Como menciona Claudio Lima, parte importante dessa popularização também tem relação com a possibilidade de mesmo quem não joga assistir lives e partidas. No segundo semestre de 2020, a Twitch, plataforma de streaming da Amazon, contabilizou mais de 5 bilhões de horas assistidas de lives de games. O Brasil possui um dos maiores streamers da plataforma no mundo, o Gaules. Adriana Noronha, mãe e sócia do streamer Yoda, criou a SehLoiro, em 2015, com o propósito de incentivar, educar e contribuir para profissionalização de atleta de esports e streamers gamers. “A demanda maior atualmente está para o criador de conteúdo e a inteligência, a visão sistêmica e o potencial criativo, são as soft skills mais desejadas, que o profissional inserido nesse mercado deve oferecer.
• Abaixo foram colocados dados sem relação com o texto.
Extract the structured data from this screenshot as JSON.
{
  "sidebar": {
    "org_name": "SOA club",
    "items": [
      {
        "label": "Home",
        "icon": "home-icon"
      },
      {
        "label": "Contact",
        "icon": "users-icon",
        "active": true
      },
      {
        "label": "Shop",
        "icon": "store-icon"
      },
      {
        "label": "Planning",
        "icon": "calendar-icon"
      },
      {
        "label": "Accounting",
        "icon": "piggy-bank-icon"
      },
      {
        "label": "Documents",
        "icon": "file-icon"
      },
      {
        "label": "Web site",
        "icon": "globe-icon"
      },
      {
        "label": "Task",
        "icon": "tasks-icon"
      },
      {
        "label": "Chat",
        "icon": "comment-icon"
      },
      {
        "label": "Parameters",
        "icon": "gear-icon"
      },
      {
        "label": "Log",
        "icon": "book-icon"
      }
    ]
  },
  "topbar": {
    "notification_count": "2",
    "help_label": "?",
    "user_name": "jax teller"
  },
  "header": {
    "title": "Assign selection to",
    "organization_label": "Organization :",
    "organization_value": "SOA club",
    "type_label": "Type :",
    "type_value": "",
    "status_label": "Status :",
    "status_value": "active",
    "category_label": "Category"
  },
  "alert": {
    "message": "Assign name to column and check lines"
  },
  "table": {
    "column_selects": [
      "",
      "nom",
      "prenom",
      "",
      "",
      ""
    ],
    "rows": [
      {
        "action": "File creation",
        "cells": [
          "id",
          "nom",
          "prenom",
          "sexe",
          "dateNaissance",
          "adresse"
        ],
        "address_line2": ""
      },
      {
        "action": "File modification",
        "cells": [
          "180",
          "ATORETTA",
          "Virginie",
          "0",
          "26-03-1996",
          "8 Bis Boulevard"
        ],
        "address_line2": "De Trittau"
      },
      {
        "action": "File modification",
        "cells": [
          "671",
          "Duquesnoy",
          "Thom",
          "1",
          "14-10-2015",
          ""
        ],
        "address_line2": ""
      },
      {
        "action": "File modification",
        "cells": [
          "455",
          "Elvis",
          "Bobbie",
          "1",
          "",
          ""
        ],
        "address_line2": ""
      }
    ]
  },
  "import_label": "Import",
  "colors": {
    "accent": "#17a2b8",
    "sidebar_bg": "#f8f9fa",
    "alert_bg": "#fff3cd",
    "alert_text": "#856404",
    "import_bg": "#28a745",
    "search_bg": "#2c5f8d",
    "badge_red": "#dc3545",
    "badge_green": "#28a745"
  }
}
O influenciador que possuir a capacidade de criar e inovar, conseguirá expandir seu alcance, sua rede de relacionamento e consequentemente seus negócios. Os conteúdos criados, assim como seu posicionamento, deverão ter contexto com a comunidade, ser fiel à sua personalidade e ter a capacidade de se adaptar às constantes mudanças”, explica Adriana.

Campeão de Free Fire, o jogador Nobru investiu em sua própria equipe, juntamente com o também jogador Cerol (Crédito: Reprodução)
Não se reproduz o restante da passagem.